Now Bush must govern without his base in the House, which has been the driving force for much of his agenda on Medicare, energy, terrorism and taxes: GOP leaders had muscled through one Bush proposal after another, often with only a handful of votes to spare.
As former Presidents Bill Clinton and Ronald Reagan demonstrated, split government can be an opportunity for a clever president: Clinton successfully used then-GOP speaker Newt Gingrich as a foil to present himself as a centrist, while he also secured a major overhaul of the welfare system and a balanced-budget agreement that was seen as keeping the economic prosperity of the 1990s going. Reagan achieved the last major overhaul of the tax code working with a Democratic House in 1986.
And while Democrats don't necessarily like to admit it, Bush does have a pre-9/11 track record -- both as Texas governor and in his first year as president -- of reaching across the aisle for agreements on education and taxes. He has spoken of his desire to launch a new bi-partisan effort to rein in the costs of Social Security and Medicare, and he has deputized his new Treasury secretary, Henry M. Paulson Jr., to sound out Hill Democrats about this possibility.
But as of this morning, it remained uncertain whether Bush would fully embrace this model -- and whether he could even be successful were he to try. White House aides have been privately frank in their frustration over what they see as relentless obstructionism by congressional Democrats, who in turn see the president as not sincere in his overtures.
The mid-term election campaigns may have only exacerbated this divide. In the last days of the campaign, Bush repeatedly cast sharp aspersions on the very proposition that the opposition can govern responsibly -- suggesting at one point that terrorists would "win" if Democratic policies were put in place -- and Democrats have used their own harsh rhetoric to characterize the president. Bush may ultimately decide that the best course would be to govern aggressively from the right, as some in his party advocate, accept that little would get done legislatively -- and set up contrasts for the party's presidential nominee to exploit in 2008.
Democrats will have their own internal debates to resolve. The party's liberal base is hungry to extract retribution from a president many believe has governed lawlessly and incompetently, yet the Democrats' electoral success yesterday hinged at least partly on the ability to make some inroads with more moderate, even conservative, candidates. Many Democratic lawmakers have signed on to a vague plan for a phased withdrawal from Iraq, but the party remains divided between a base eager to get out soon and a foreign policy establishment that sees a precipitous withdrawal as potentially damaging to both the country's and the party's interests.

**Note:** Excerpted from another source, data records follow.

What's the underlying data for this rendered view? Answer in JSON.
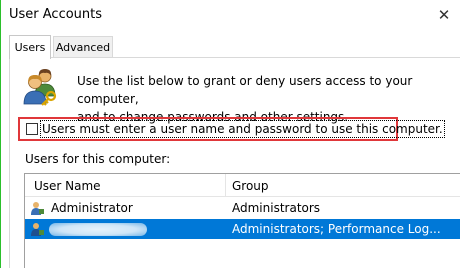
{
  "window": {
    "title": "User Accounts",
    "close_glyph": "✕"
  },
  "tabs": [
    {
      "label": "Users",
      "active": true
    },
    {
      "label": "Advanced",
      "active": false
    }
  ],
  "intro": {
    "line1": "Use the list below to grant or deny users access to your computer,",
    "line2": "and to change passwords and other settings."
  },
  "require_login": {
    "label": "Users must enter a user name and password to use this computer.",
    "checked": false
  },
  "users_section": {
    "label": "Users for this computer:"
  },
  "user_list": {
    "columns": [
      "User Name",
      "Group"
    ],
    "rows": [
      {
        "name": "Administrator",
        "group": "Administrators",
        "selected": false
      },
      {
        "name": "",
        "group": "Administrators; Performance Log...",
        "selected": true
      }
    ]
  },
  "colors": {
    "selection": "#0078d7",
    "highlight_border": "#e0373a",
    "window_accent": "#2bbf2b"
  }
}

One thing that seems certain is that the leadership of the Democratic Party sees value in trying to present a moderate image to voters, at least for now. In their comments last night and this morning, party leaders made clear that they have studied and learned from what they see as the bitter lessons that flowed from Republican over-reaching following the GOP's smashing victories in the 1994 mid-term elections.
Virtually every comment from party leaders suggested a belief that Americans are tired of partisan bickering. "We extend our hand of friendship, fellowship and partnership to the Republicans," Senate Democratic leader Harry M. Reid (Nev.) told a victory rally last night. "The only way we can accomplish anything in the Congress is by working in a bipartisan basis."
Whether he and other leading Democrats truly believe in this approach after years of partisan warfare -- and whether President Bush grasps an extended hand -- will be the story of Washington for the next several months.